I think of his hand; how he’s been so vague about the way in which he injured it. I think of the boss’s mention of how good he would be at fighting off any poachers, the intimation of violence. It isn’t enough that I don’t want him to have had anything to do with any of this. And that’s just because you fancy him, a little voice says. Just because you made yourself come thinking about him. With some effort, I mute this train of thought.
I remember my mother’s words about googling him. It suddenly seems important, necessary.
With a quick step I move to the door of the office and lock it.
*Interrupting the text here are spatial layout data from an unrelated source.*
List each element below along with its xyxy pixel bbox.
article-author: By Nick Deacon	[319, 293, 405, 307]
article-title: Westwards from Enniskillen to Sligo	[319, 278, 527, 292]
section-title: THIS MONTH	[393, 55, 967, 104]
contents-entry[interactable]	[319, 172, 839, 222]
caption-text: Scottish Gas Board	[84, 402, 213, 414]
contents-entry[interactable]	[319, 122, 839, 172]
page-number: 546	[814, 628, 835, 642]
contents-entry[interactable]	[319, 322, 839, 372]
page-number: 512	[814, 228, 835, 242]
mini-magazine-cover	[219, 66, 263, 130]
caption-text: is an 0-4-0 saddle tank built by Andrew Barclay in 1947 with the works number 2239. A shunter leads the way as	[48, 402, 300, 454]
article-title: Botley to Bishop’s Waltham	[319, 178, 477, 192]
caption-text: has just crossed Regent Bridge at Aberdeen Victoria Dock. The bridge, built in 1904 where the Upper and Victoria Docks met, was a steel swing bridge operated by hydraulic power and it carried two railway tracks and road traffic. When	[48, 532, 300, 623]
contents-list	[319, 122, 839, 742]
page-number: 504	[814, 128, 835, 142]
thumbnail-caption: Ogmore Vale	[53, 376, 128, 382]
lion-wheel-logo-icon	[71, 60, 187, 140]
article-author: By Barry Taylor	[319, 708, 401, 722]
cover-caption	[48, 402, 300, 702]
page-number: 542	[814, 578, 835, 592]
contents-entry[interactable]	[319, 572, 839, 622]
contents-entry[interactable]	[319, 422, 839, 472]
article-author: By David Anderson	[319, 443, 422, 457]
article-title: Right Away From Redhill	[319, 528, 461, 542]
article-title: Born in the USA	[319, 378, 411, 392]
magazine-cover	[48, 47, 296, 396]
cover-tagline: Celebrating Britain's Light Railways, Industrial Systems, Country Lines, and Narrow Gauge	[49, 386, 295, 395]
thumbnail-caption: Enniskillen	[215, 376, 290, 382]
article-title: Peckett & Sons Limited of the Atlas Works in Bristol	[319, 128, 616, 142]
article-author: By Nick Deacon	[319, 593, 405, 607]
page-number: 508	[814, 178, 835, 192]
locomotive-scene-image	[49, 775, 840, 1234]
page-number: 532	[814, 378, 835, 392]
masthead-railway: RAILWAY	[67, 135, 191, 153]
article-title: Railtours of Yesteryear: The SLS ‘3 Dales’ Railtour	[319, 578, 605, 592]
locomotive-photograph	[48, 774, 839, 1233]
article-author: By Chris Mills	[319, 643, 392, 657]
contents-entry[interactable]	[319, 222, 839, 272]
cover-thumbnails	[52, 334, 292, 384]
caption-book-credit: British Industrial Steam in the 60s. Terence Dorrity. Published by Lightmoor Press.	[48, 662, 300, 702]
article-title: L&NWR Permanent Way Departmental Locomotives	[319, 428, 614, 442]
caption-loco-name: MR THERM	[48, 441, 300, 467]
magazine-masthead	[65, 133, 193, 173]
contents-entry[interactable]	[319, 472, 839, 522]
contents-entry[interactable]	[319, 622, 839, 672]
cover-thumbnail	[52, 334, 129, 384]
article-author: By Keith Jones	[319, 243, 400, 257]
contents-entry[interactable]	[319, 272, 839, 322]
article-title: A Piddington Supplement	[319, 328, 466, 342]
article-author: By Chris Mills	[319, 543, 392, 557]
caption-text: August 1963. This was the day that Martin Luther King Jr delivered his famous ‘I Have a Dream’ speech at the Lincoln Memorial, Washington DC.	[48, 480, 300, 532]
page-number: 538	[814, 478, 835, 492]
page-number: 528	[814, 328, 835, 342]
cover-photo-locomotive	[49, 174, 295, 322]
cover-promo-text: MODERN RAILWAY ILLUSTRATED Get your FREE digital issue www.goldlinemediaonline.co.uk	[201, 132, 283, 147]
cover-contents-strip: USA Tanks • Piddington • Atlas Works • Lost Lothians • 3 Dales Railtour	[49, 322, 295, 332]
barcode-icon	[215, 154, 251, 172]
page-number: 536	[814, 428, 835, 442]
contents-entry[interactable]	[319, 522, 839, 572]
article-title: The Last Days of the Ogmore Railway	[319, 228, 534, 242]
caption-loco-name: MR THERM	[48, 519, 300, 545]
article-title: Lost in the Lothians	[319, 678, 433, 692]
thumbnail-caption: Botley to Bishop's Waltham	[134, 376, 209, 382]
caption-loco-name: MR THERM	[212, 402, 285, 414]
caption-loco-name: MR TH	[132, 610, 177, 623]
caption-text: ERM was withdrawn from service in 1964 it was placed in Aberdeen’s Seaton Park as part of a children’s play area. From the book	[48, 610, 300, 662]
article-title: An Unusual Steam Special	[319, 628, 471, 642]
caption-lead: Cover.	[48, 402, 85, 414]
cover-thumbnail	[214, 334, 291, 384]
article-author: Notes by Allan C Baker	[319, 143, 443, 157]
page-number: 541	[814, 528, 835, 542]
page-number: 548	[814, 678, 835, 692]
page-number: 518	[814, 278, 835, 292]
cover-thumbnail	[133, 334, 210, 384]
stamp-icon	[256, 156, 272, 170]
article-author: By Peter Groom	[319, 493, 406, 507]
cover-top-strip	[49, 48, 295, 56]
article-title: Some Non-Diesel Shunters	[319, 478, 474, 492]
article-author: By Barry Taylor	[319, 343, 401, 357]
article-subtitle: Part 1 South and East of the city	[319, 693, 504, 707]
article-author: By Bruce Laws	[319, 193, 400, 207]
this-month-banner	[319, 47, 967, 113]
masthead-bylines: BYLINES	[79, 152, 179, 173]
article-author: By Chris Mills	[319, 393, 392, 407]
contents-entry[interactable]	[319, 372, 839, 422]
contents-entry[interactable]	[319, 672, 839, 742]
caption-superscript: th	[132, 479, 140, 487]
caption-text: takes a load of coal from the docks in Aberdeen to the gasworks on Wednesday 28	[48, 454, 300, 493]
If Doug tries to come in I’ll pretend I’ve done it accidentally, ‘force of habit’. Still, I don’t have long, unless I want to raise suspicion. I open the doors to the cabinet where I keep all the filing. The two personnel files: my own, Doug’s. Iain’s only a contractor, and I think he worked for the boss before, didn’t need to apply for his job the way Doug and I did ours.
I open Doug’s file. There’s a short CV, detailing a period in the Marines: six years. Nothing more. What exactly am I looking for? I move to the computer, plug Doug’s full name into the search engine, and wait for the results to load via the creakingly slow Internet connection. It is only when my chest starts to burn that I realise I have been holding my breath. There won’t be anything, I think. There won’t … and I’ll feel terrible for doing it, because I’ll have breached his trust without him ever knowing, but it will stop there. He will never know. And I will be able to lay any suspicions – if that is even what they are – to rest.